Я на минуту задумалась и тихо подсказала:

— На страдании.


— Вы что, не понимаете? — объясняла я в тот же вечер гостям своих родителей, толпящимся вокруг горелки с фондю.

Они замолкли, и в комнате слышалось только деликатное побулькивание духовитой смеси «грюйера» и «эмментальского» в кастрюльке.

— Тому, кто знает, зачем жить, все равно как жить, — торжественно объявила я и важно добавила: — Это же Ницше.

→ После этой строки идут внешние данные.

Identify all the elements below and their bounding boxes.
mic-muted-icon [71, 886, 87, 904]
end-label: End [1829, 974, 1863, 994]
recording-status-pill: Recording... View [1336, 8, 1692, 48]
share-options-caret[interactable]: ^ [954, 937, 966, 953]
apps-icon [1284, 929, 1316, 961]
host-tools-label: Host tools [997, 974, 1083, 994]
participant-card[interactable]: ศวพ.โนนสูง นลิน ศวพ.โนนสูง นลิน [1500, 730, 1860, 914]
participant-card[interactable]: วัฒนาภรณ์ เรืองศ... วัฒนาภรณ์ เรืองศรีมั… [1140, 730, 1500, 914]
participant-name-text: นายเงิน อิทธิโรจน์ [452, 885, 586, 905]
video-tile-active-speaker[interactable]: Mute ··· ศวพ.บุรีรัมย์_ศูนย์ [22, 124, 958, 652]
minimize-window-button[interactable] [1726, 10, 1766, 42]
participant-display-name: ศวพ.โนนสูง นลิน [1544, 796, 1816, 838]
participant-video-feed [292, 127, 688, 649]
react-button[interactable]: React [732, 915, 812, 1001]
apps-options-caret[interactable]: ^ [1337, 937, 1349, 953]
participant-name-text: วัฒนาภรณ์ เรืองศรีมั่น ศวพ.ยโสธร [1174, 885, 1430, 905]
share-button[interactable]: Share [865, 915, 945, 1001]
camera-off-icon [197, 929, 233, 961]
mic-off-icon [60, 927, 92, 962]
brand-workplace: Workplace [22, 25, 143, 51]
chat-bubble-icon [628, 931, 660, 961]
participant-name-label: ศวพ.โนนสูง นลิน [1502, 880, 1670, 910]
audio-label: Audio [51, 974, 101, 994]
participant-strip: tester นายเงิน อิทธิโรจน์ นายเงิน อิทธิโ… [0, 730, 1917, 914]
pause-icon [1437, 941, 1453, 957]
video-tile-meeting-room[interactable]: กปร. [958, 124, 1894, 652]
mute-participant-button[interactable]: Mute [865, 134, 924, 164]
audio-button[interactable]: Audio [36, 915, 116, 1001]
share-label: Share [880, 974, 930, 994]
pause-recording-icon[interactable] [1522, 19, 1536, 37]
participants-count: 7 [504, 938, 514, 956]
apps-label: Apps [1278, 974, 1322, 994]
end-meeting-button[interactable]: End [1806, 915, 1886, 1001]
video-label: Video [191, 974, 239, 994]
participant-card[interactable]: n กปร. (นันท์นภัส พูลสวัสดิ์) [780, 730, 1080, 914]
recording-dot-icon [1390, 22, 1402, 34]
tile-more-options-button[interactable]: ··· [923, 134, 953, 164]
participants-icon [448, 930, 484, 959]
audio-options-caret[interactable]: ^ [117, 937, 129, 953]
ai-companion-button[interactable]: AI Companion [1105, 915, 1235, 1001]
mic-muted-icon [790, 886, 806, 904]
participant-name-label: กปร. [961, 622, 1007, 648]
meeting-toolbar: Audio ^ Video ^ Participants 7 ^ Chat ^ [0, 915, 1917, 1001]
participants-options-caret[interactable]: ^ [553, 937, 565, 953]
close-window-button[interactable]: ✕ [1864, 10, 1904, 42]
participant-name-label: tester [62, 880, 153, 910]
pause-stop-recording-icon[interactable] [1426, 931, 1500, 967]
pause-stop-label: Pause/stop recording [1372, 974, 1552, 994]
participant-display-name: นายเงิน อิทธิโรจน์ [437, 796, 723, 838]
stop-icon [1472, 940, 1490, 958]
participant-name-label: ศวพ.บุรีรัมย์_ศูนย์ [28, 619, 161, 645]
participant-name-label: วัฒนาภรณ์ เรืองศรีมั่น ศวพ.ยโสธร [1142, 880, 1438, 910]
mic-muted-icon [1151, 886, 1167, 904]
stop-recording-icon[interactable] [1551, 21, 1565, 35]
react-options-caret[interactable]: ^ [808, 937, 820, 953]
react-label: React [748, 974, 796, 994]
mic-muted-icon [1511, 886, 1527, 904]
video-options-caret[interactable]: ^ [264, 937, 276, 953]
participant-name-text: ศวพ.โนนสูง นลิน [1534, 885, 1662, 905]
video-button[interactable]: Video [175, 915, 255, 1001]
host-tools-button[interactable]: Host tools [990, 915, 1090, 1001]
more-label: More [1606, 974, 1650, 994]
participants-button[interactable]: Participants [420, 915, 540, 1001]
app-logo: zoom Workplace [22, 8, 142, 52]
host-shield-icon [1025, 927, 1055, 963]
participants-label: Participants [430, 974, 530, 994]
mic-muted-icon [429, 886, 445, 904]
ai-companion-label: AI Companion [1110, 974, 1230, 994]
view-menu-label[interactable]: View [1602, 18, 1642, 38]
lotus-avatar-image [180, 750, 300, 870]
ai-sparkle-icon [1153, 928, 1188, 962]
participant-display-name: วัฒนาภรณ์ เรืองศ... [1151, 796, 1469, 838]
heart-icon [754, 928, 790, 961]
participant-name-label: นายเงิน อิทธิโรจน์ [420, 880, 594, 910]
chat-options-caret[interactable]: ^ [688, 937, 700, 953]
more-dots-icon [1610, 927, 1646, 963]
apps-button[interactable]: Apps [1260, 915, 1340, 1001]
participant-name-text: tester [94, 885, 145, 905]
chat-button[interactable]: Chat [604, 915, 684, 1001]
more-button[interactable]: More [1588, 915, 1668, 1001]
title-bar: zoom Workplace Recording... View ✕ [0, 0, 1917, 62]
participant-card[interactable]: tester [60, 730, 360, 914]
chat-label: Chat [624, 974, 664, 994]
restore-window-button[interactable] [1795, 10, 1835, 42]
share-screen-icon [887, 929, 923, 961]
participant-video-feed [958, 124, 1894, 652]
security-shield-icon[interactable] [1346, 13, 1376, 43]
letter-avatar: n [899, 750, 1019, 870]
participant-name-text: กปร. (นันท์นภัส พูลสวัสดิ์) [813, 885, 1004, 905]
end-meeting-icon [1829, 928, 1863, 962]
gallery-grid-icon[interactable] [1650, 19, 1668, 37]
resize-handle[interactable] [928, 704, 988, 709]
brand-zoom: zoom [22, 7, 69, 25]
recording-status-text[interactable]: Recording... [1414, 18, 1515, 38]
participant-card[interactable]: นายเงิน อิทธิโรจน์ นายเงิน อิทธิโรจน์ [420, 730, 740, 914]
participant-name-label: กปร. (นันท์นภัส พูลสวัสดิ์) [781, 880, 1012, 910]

— А тебе уже пора спать, а не рассуждать о смерти, — сказал мистер Харрис из тридцать седьмого дома. После того как в прошлом году от него ушла жена («к другой женщине», шептались у нас), он все время был в дурном настроении.

— Я хочу стать евреем, — объявила я, и мистер Харрис окунул кусок хлеба в кипящий сыр.

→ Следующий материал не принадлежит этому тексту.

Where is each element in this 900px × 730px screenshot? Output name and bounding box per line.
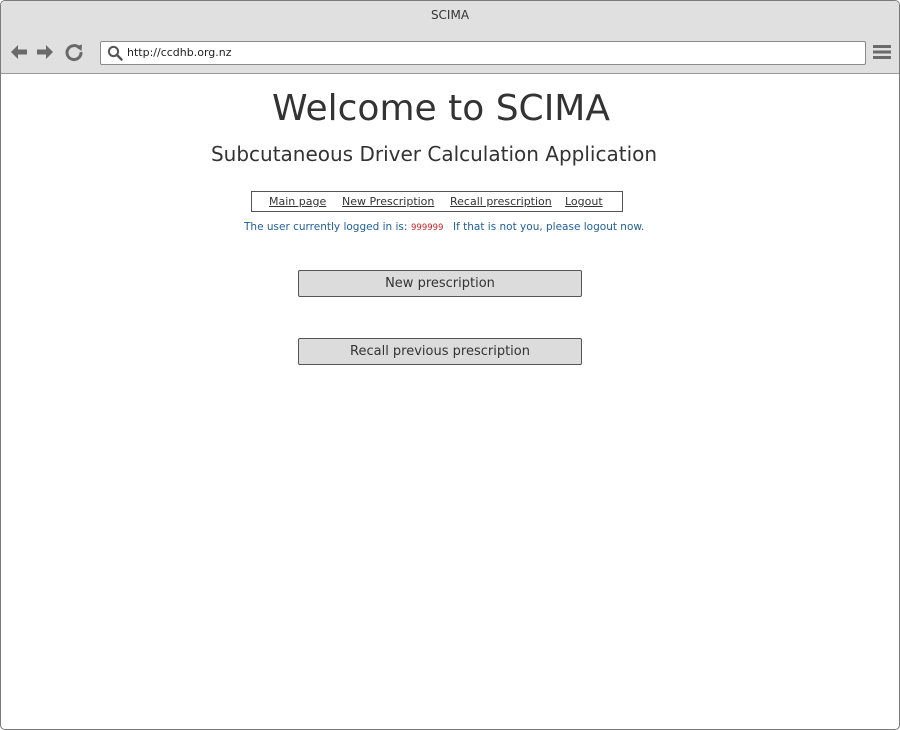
logged-in-user-id: 999999: [411, 223, 444, 233]
window-titlebar: SCIMA: [1, 1, 899, 31]
recall-prescription-button[interactable]: Recall previous prescription: [298, 338, 582, 365]
login-warning-text: If that is not you, please logout now.: [453, 221, 645, 233]
nav-link-recall-prescription[interactable]: Recall prescription: [450, 192, 552, 211]
address-bar[interactable]: http://ccdhb.org.nz: [100, 41, 866, 65]
browser-window: SCIMA http://ccdhb.org.nz Welcome to SCI…: [0, 0, 900, 730]
new-prescription-button[interactable]: New prescription: [298, 270, 582, 297]
page-content: Welcome to SCIMA Subcutaneous Driver Cal…: [1, 74, 899, 729]
search-icon: [107, 45, 123, 61]
page-title: Welcome to SCIMA: [272, 88, 610, 129]
login-status-label: The user currently logged in is:: [244, 221, 408, 233]
nav-link-main-page[interactable]: Main page: [269, 192, 326, 211]
nav-menu: Main page New Prescription Recall prescr…: [251, 191, 623, 212]
window-title: SCIMA: [430, 8, 470, 22]
page-subtitle: Subcutaneous Driver Calculation Applicat…: [210, 142, 658, 166]
reload-icon[interactable]: [64, 42, 84, 62]
nav-link-new-prescription[interactable]: New Prescription: [342, 192, 434, 211]
browser-toolbar: http://ccdhb.org.nz: [1, 31, 899, 74]
arrow-left-icon[interactable]: [9, 42, 29, 62]
arrow-right-icon[interactable]: [35, 42, 55, 62]
address-url[interactable]: http://ccdhb.org.nz: [127, 42, 232, 64]
nav-link-logout[interactable]: Logout: [565, 192, 603, 211]
hamburger-menu-icon[interactable]: [873, 44, 891, 60]
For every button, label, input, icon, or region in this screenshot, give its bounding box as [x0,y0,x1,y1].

— Поговорим об этом утром, — предложил отец, доливая вина в бокалы.


Мать прилегла на кровать рядом со мной. Запах ее духов щекотал мне кожу, а слова пахли дюбонне и лимонадом.

— Ты же говорила, что когда я вырасту, то смогу стать кем захочу, — напомнила я.

— Так и есть, — улыбнулась она. — Но знаешь, стать евреем не очень-то просто.

— Знаю, — грустно согласилась я. — Нужен номер на руке.

Она вдруг перестала улыбаться.


Был ясный весенний день, и я наконец решилась спросить. Конечно, я заметила уже давно, потому что дети всегда замечают такие вещи. Мы сидели в саду, он завернул рукава рубашки, и я опять увидела их.

— Что это? — спросила я, указывая на ряд цифр на тонкой, почти прозрачной коже.

— Когда-то это был мой личный номер, — ответил он. — Во время войны. В лагере.

— Каком лагере?

— В таком лагере, вроде тюрьмы.

— Вы что-то плохое сделали?

— Нет-нет.

— Тогда почему вы там были?

— Ах! — Он поднял кверху указательный палец. — Это и есть самый главный вопрос. Почему мы там были? В самом деле, почему?

Я смотрела на него, ожидая ответа, но он молчал, и тогда я еще раз взглянула на номер: шесть цифр, таких ярких и четких, будто они появились вчера.

— Лагерь — это только ужас и страдания, — негромко заговорил мистер Голан. — Такие рассказы не для твоих юных ушек.

— Но я хочу знать. Я хочу знать об ужасе. И о страданиях.

Тогда мистер Голан закрыл глаза и ладонью прикрыл цифры на руке, как будто они были шифром от сейфа, который он очень редко открывал.

— Ну тогда я тебе расскажу, — вздохнул он. — Иди сюда, садись поближе.


Родители в саду вешали скворечник на нижнюю корявую ветку старой яблони. До меня доносился их смех и громкие выкрики: «Выше!», «Нет, теперь ниже!». В другой день и я крутилась бы в саду вместе с ними: погода стояла прекрасная и работа была увлекательной. Но за последнюю пару недель я заметно притихла, погрузилась в себя, и меня больше тянуло к книгам. Я сидела на диване и читала, когда в комнате появился брат. Он неловко помаячил в дверном проеме и показался мне встревоженным; я всегда могла определить это по его молчанию, зыбкому и неуверенному, словно мечтающему быть прерванным.

— Что? — спросила я, опуская книгу.

— Ничего.

Я опять взялась за книгу, но он сразу же сказал:

— Представляешь, они хотят отрезать мне письку. Не всю, только часть. Это называется «обрезание». Поэтому меня вчера возили в больницу.